Chapter 12

Language Translation

Much of today’s software is written for an international market. Worldwide sales enable vendors to maximize profits. In addition multinational companies often must build systems that cut across countries, cultures, and languages. Language translation can be a difficult issue. Data often is stored in the language of entry, but there can be a need to translate metadata, such as labels in forms and reports. This chapter presents the nucleus of a string translation model.

12.1 Alternative Architectures

Table 12.1 summarizes several approaches to language translation. It is convenient to consider abbreviation along with translation.

Table 12.1

Language Translation Approaches

Approach

Synopsis

Advantages

Disadvantages

Attribute translation in place

Each translated or abbreviated attribute has multiple parallel fields.

  • Simplicity.
  • Precise translation.
  • No language bias.
  • Supports abbreviation.
  • Must add fields.
  • Translations can be inconsistent.
  • A person must provide the translations.

Phrase-to-phrase translation

A lookup mechanism converts a source phrase into a target language and abbreviation.

  • No disruption to applications.
  • Supports abbreviation.
  • Multiple meanings can lead to translation errors.
  • Language bias.
  • A person must provide the translations.

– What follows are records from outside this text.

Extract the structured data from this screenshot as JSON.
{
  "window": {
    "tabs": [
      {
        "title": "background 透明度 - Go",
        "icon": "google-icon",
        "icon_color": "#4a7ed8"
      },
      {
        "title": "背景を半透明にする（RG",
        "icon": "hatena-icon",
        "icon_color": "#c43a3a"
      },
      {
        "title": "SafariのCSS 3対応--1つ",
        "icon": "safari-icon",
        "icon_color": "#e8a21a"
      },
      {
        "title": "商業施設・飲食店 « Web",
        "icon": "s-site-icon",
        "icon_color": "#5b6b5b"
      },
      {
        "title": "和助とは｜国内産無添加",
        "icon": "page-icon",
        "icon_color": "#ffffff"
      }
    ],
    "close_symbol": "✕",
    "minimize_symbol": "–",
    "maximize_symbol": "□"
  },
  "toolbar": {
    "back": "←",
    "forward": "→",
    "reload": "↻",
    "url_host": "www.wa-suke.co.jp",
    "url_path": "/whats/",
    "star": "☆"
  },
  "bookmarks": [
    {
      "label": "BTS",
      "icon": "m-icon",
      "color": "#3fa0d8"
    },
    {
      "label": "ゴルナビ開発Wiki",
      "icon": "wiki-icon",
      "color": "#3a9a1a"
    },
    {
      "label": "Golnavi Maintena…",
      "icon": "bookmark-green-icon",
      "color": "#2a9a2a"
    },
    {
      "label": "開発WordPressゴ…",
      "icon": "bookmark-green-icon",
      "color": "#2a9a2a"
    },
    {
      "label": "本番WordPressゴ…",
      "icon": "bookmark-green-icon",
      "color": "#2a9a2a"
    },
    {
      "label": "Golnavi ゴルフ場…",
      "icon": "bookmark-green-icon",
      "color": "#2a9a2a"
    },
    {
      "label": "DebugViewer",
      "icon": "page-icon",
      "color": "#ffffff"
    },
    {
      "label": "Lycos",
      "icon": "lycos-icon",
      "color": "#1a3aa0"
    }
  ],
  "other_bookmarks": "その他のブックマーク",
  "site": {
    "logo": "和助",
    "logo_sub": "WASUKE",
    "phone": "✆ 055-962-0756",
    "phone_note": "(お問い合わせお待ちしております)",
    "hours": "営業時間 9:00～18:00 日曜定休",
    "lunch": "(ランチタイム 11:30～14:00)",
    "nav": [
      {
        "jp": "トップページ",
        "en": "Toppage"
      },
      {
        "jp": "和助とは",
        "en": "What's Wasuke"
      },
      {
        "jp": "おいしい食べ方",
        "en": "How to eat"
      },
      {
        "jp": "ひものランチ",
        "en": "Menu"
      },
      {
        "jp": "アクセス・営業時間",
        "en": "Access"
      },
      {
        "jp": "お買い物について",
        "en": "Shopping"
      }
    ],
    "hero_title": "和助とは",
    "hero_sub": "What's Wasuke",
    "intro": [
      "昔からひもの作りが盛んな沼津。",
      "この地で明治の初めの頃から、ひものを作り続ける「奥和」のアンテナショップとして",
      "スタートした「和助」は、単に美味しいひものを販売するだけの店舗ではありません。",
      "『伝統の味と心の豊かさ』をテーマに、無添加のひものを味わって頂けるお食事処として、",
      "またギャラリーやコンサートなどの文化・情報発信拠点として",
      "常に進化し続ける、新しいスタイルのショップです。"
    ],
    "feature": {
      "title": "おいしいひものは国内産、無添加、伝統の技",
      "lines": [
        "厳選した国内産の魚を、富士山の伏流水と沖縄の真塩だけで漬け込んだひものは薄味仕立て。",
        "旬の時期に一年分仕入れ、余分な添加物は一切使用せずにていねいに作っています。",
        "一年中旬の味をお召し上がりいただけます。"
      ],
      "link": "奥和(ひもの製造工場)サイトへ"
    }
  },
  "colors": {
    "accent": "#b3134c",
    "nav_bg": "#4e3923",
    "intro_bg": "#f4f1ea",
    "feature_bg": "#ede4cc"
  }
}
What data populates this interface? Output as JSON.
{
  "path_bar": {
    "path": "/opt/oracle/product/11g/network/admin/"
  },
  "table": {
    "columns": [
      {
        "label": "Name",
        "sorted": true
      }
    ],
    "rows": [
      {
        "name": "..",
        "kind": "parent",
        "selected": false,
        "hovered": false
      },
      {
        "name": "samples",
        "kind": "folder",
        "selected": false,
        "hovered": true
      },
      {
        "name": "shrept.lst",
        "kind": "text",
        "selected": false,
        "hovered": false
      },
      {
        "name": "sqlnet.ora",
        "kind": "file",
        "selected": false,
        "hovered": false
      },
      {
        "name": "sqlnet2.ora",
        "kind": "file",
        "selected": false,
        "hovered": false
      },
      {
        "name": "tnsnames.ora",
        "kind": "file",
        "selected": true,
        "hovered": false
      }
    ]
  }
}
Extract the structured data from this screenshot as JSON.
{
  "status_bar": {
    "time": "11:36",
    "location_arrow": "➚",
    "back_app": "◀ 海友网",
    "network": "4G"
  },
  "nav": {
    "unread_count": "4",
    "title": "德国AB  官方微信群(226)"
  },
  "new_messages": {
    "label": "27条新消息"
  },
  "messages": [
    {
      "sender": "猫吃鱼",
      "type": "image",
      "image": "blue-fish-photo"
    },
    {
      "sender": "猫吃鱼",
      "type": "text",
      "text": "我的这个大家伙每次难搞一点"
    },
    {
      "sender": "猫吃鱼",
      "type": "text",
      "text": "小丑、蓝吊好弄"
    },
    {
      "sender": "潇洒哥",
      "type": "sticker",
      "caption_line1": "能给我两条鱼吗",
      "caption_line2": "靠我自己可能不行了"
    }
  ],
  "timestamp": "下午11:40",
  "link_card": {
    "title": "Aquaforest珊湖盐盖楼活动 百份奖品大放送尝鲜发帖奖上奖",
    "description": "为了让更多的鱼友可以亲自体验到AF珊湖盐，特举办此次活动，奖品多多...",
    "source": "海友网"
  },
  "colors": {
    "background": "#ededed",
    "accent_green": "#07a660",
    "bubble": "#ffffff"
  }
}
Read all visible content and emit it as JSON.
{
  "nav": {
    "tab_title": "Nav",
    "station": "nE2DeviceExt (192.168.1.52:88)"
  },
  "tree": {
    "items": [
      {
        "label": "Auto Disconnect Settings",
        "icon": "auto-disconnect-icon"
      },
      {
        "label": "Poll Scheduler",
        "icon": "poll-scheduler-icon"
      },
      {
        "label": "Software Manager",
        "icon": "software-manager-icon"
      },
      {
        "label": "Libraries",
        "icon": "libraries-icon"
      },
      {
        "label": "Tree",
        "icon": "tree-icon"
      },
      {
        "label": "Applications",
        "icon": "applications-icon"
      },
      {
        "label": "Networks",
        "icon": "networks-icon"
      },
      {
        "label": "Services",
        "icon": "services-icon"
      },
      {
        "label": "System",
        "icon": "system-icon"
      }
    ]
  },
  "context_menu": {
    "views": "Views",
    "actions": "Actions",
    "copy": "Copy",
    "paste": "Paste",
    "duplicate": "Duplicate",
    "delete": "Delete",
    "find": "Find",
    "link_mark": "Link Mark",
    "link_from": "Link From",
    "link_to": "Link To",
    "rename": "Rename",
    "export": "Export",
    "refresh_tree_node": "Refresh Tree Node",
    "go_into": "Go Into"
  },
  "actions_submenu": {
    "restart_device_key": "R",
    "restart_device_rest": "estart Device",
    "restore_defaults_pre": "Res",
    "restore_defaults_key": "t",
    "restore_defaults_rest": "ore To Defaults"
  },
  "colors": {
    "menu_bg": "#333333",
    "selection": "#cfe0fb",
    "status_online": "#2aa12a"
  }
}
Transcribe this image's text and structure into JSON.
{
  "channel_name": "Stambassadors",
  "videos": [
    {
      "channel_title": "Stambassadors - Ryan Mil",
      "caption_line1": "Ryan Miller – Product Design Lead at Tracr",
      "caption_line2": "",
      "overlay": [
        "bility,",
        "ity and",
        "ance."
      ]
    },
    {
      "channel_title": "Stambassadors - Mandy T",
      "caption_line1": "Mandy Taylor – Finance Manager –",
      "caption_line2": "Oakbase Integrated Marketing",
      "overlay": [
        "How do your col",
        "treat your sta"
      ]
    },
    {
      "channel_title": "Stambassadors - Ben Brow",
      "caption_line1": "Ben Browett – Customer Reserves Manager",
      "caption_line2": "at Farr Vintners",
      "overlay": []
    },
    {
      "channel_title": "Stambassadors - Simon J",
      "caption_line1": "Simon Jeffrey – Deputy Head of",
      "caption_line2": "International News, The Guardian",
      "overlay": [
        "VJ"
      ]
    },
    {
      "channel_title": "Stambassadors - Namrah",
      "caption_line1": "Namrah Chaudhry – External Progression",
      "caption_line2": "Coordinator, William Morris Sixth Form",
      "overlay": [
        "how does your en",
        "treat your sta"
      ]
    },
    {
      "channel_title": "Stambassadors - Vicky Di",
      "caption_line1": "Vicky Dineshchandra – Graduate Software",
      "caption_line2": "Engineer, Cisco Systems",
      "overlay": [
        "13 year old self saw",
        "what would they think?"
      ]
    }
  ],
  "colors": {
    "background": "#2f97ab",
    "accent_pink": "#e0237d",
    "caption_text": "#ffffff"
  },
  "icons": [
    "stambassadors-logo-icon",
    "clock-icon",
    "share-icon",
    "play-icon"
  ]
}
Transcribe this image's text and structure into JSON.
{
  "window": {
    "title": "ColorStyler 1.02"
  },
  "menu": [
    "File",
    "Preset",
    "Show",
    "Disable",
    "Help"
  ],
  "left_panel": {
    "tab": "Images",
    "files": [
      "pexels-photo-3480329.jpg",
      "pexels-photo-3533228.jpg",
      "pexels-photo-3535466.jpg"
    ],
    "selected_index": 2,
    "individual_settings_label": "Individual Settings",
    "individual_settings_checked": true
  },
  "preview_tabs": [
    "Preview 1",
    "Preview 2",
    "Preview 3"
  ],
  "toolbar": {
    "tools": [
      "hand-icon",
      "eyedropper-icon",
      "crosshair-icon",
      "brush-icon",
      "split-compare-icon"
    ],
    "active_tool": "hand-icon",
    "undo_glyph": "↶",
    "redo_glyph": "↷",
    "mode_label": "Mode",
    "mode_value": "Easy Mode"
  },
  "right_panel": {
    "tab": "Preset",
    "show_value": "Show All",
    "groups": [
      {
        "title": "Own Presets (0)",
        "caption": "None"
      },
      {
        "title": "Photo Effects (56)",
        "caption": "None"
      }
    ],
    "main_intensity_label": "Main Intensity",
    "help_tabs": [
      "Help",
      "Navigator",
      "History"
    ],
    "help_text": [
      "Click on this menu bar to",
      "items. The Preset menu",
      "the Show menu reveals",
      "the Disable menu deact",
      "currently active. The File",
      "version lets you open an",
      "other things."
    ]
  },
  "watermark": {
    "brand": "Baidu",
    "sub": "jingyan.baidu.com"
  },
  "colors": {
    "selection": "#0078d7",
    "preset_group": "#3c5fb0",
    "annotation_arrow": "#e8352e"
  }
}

Language-neutral translation

Applications store concept IDs. A lookup table maps IDs to phrases.

  • Precise translation.
  • No language bias.
  • Supports abbreviation.
  • Translated application fields must be stored as IDs.
  • A person must provide the translations.

Automated translation

A software algorithm translates a phrase from one language into another.

  • Persons do not make any translations.
  • Poor translation quality.
  • May not handle abbreviation.

One option is to add parallel columns for translations and abbreviations. This approach is certainly simple, but it is verbose (many columns could be needed) and brittle (each added translation or abbreviation causes modification of the schema).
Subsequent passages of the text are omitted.